BUFFALOES’ ITALIAN PITCHER MAESTRI KEEPS TRACK OF WORLD CUP PROGRESS
The Japan Times.
When Mario Balotelli headed Italy into a second-half lead over England at the 2014 World Cup in Brazil, Italians around the globe rejoiced. That included Alessandro “Alex” Maestri, an Italian relief pitcher for the Orix Buffaloes who was watching in Osaka and had a game to suit up for later in the day.
Italy-England began at 7 a.m. Sunday morning in Japan, and Maestri was due at Kyocera Dome a few hours before the scheduled 2 p.m. start of Orix’s game against the Chunichi Dragons. That gave him just enough time to watch the Azzurri’s 2-1 win with two Italian friends that morning, then head to the ballpark and throw a scoreless ninth inning against Chunichi that afternoon.
“Woke up at six that day,” Maestri said Tuesday at Tokyo Dome. “I went to bed early because I knew the game was early. We (Orix) had a day game, so I was going to wake up early anyway. Just a little earlier.”
Maestri is a professional baseball player now, but he grew up watching soccer in Italy. He lists Italian stalwart Andrea Pirlo as his favorite player and still harbors a passion for the ‘Beautiful Game.’
A passion for watching it, that is, not so much playing it.
“I played when I was five years old,” he said. “That was the only year I played. Then I started playing baseball. I play soccer with my friends sometimes. I like it, but baseball is my thing.”
A smile played out across the 28-year-old’s face as he spoke about the win over England, but he remained even-keeled about Italy’s chances at claiming the World Cup.
“You never know,” he said. “Maybe they can go far. I don’t know if they’re going to win it. You never know what happens.”
If the pieces fall the right way, Japan could be one of the teams blocking the Italians’ path.
Maestri smiled at that thought, and joked that his teammates already know he’ll be flying the Italian flag if it comes to that.

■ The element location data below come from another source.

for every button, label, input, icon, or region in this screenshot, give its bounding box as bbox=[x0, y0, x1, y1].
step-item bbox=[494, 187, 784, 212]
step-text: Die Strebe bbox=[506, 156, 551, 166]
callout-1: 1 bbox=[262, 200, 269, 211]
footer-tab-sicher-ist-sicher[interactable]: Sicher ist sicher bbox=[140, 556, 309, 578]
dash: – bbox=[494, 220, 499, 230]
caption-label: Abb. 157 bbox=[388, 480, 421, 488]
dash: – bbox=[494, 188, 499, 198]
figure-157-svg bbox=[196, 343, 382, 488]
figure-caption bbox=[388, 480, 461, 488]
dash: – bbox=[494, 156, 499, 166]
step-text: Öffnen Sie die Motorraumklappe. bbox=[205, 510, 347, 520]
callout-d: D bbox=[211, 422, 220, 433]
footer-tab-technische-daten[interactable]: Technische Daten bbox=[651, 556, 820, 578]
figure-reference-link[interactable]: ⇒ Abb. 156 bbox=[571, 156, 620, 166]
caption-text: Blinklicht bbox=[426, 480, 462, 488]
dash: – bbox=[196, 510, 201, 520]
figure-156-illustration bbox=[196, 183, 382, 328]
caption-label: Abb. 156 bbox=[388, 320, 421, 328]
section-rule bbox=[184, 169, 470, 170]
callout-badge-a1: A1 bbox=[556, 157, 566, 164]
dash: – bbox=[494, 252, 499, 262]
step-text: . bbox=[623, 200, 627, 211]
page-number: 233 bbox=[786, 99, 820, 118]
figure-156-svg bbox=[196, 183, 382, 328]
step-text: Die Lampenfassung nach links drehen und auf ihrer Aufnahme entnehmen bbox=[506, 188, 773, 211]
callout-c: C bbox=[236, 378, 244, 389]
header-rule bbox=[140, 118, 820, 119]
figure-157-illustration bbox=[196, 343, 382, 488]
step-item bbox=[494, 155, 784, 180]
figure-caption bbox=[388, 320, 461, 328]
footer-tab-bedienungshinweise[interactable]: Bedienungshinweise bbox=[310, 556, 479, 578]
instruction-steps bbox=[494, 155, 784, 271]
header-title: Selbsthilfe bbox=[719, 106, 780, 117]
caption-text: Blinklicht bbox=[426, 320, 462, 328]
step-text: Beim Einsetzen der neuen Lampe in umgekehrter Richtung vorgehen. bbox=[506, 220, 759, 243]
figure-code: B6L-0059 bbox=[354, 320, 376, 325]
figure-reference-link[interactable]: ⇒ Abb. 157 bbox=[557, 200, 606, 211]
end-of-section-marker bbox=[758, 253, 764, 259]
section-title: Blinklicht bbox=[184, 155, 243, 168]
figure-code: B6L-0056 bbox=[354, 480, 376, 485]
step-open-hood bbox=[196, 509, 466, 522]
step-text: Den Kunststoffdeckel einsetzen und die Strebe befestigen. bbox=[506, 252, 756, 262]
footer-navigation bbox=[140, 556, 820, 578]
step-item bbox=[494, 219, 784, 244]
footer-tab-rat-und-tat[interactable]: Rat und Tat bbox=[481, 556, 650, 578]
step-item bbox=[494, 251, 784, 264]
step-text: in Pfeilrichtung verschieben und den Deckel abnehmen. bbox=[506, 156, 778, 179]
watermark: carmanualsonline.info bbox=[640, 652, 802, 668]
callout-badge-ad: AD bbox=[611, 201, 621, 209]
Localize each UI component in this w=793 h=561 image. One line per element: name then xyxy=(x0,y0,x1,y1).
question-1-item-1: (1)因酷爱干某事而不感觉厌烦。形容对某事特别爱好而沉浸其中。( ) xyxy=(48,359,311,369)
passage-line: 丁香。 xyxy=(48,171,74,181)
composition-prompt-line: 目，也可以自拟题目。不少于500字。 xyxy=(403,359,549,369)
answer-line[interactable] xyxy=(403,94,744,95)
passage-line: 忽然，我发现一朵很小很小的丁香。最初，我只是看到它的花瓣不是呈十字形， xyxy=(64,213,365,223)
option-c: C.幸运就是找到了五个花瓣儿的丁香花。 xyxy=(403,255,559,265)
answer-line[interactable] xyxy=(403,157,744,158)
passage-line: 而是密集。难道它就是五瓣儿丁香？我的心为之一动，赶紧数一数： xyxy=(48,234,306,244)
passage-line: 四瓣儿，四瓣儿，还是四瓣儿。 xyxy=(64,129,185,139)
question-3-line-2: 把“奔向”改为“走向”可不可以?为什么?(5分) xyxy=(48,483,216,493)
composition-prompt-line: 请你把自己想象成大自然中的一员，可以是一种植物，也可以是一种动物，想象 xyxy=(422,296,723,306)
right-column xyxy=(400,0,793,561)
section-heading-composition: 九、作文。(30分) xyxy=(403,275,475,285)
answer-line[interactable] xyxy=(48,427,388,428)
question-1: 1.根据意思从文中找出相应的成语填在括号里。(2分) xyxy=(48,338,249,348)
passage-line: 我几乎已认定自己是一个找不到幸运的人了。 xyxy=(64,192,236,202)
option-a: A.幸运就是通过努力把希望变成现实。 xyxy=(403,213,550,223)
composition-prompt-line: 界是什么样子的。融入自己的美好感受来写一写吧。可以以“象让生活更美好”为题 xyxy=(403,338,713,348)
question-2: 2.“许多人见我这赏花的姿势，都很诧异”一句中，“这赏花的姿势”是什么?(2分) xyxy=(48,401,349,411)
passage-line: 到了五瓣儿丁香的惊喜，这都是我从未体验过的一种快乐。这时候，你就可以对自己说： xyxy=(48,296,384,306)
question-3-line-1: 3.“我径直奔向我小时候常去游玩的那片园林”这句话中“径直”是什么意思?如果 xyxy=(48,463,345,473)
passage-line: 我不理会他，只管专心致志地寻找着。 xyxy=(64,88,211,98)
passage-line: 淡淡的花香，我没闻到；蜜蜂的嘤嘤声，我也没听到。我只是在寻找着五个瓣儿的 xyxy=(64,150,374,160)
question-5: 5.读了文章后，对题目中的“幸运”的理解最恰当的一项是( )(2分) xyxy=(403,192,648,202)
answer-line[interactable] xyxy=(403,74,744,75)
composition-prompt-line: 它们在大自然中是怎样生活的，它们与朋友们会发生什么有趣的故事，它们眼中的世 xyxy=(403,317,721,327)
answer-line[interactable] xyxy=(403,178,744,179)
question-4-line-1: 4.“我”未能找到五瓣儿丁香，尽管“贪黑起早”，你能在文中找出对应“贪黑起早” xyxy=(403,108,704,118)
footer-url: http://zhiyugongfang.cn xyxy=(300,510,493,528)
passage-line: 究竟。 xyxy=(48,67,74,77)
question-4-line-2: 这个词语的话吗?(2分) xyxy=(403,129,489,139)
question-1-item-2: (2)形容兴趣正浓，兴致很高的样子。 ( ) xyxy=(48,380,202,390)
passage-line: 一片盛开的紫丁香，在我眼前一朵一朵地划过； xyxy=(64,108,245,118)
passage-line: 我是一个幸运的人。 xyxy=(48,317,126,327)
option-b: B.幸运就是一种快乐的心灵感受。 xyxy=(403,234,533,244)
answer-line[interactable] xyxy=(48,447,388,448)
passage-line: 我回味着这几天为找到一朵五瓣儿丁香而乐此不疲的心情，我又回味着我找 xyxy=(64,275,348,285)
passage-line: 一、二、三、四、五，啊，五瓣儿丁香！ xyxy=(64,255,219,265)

“I think Japan is actually a pretty good team too,” Maestri said. “(Alberto) Zaccheroni, an Italian guy, is the manager. I like to watch Japan. Actually, I was watching the game the other day. I was hoping they were gonna win.”
He was referring to Japan’s opening match against Cote d’Ivoire. Keisuke Honda scored early for Samurai Blue, but the Ivorians stormed back with two goals in the second half of a 2-1 win.
“It happens,” Maestri said. “In the first game, it happens. They started well. Then (Didier) Drogba came in and kind of gave some motivation to his team.”
Soccer is called the global game by many, but it’s baseball that’s taken Maestri around the world.
Maestri was born in 1985 in Cesena, Italy. The city has a long history that includes being the birthplace of two popes as well as the home of the Malatestiana Library, thought to be the first public library in Europe. It’s also the base for Italian soccer team A.C. Cesena, the club Japan national team defender Yuto Nagatomo signed with in 2010 while on loan from F.C. Tokyo. Nagatomo now plays for Maestri’s favorite club team, Inter Milan.
Maestri played youth baseball nearby in the Torre Pedrera Baseball Club, and in 2005 he joined San Marino Baseball Club in the Italian Baseball League. Before long, Bill Holmberg, who works with the Chicago Cubs and is the Italian national team pitching coach, took notice. Holmberg helped Maestri sign with the Cubs in 2006, making him the first Italian-born pitcher to sign with a MLB club.
Maestri spent five years in the Cubs organization, making it as high as Double-A. He was released by the Cubs in 2011 and signed with the Lincoln Saltdogs, an independent team in the U.S. based in Nebraska. He also played for the Brisbane Bandits in the Australian Baseball League that winter.
He had a very brief return to Italy with Rimini Baseball Club of the Italian Baseball League in 2012, but by March was with the Kagawa Olive Guyners in the Shikoku Island League. That too was a short stay, as he signed with the Buffaloes in July of that year.
Maestri has also pitched at the international level for Italy, including in all three editions of the World Baseball Classic.
“It’s a great feeling to play for your country,” he said. “There is some pressure, but it’s a great experience. I think people just enjoy it a lot, and they all try to give their best.”
Italy’s next World Cup match will be broadcast in Japan early Saturday morning. The Buffaloes have an early game that day, and Maestri is already going over his options.
“We have a day game,” he said. “They play at one in the morning. I’ll try to maybe sleep during the day or something so I can get some sleep.”